Running the SharePoint Site Content and Policy Comparison Report
Use the SharePoint Site Content Report to Highlight Issues – If You Can Find Any
As quickly as they can and in as many ways as possible, Microsoft is attempting to address the problem of digital rot in SharePoint Online. Having old, obsolete, inaccurate, and just plain wrong information in SharePoint Online and OneDrive for Business doesn’t matter so much until the eagle eye of AI tools are deployed. At that point, all manner of misleading responses can appear because the AI is grounded on misleading or incorrect information.
To some extent, customers cannot be blamed for the digital debris that they accrue in SharePoint Online. For years, Microsoft has encouraged cloud storage (the latest tactic is a policy setting to block users from saving to non-cloud locations), so it’s natural that some rot accumulates along with valuable material. As I’ve said before, many of the problems customers have encountered with Microsoft 365 Copilot deployments are the legacy of previous Microsoft collaboration strategies. Not everyone goes through the process of auditing the files stored in SharePoint Online to remove dross (here’s how to create a report of files in a document library, and here’s how to do the same for a OneDrive for Business account).
The Site Content and Policy Comparison Report
All of which brings me to the “SharePoint AI-powered site content and policy comparison report” announced in MC1143287 (27 August 2025). The report is available to tenants with Microsoft 365 Copilot or SharePoint Advanced Management (SAM) licenses. It’s one of the SAM features made available to Copilot customers without the need for SAM licenses. The site content and policy comparison report is rolling out in general availability now with completion worldwide due in late December 2025.
According to Microsoft, the idea is that a tenant selects a reference site that they regard as a good example of a site with “up-to-date and relevant policies” to use as a benchmark to compare up to 10,000 other sites against (Figure 1). In addition to policies that apply to the site (like data lifecycle policies), the reference site should contain more than 10 files of the same kind of material that’s found in the target sites. This is because the comparison uses the 10 most recently used files from each site.

The report uses AI to examine the target sites. The target sites can be chosen by uploading a CSV containing their URLs or selected using several site properties, ranging from the simplest (examine everything as shown in Figure 2) to identifying sites based on the container management sensitivity label assigned to sites, the site type, creation date (for example, sites created within the last 30 days), sites with no owners, and sites where external sharing is disabled.

Nothing in My Reports
Behind the scenes, AI compares the target sites against the reference site to highlight inconsistent application of policies based on the similarity between the reference site and target sites (here’s the documentation). After pondering on any anomalies that it finds (a process that Microsoft warns could take up to 48 hours), the AI generates a report for administrators to consider and potentially act upon.

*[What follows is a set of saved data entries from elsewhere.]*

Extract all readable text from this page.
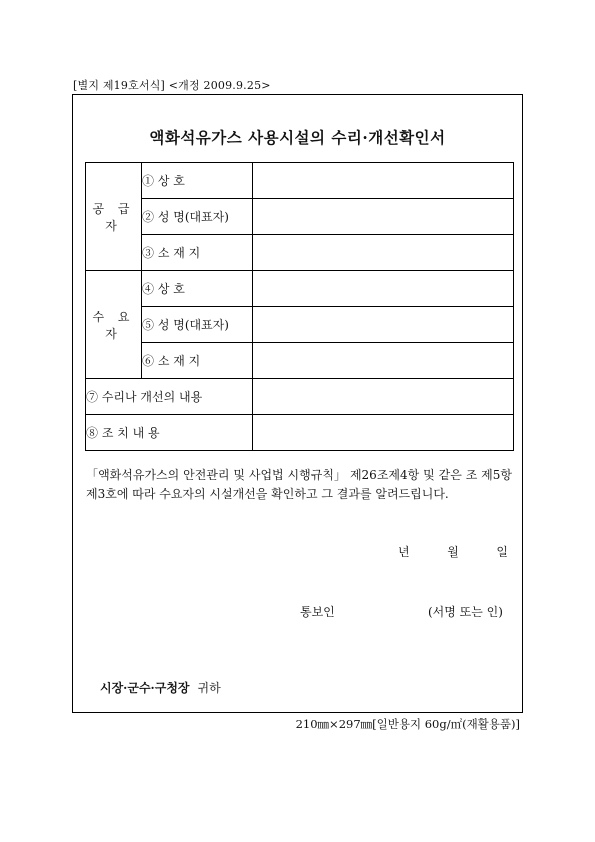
[별지 제19호서식] <개정 2009.9.25>
액화석유가스 사용시설의 수리·개선확인서
공 급 자	① 상 호	
	② 성 명(대표자)	
	③ 소 재 지	
수 요 자	④ 상 호	
	⑤ 성 명(대표자)	
	⑥ 소 재 지	
⑦ 수리나 개선의 내용		
⑧ 조 치 내 용		
「액화석유가스의 안전관리 및 사업법 시행규칙」 제26조제4항 및 같은 조 제5항제3호에 따라 수요자의 시설개선을 확인하고 그 결과를 알려드립니다.
년	월	일
통보인	(서명 또는 인)
시장·군수·구청장 귀하
210㎜×297㎜[일반용지 60g/㎡(재활용품)]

And that’s where my story ends because despite multiple attempts to select a good reference site to compare against the other sites in my tenant, the AI always came up with an empty report. I even purposely populated a site with content that I knew is similar to other sites and edited ten of the files added to the site to make sure that fresh material was available for the comparison. The site had the same sensitivity label and settings as the reference site, but the report still ignored it.
Maybe my SharePoint Deployment Has No Problems
I could take a positive view and conclude that the AI discovered no irregularities. For instance, all my team sites have container management labels and have assigned retention policies. It could also be the case that the selected reference sites are very dissimilar to the other sites in the organization, so much so that none of the other sites came close enough to be of interest.
However, I suspect that the AI comparison just doesn’t work well for tenants where many similar sites exist but only a few of those sites are actively used. I also wonder why Microsoft insists on comparing the last ten most recently used files because if the intention is to help organizations prepare for Copilot, then perhaps sites that hold many files without having sufficient recently modified files should be highlighted? After all, in the eyes of AI tools, a file is a file, and the information contained in a file that hasn’t been modified in years could end up being cited in a Copilot response. Using old material often leads to poor responses.
Don’t assume that just because it didn’t work for me, the site content and policy comparison report is rubbish. It might work well in your tenant and highlight many areas that you should investigate to improve the tenant readiness for AI.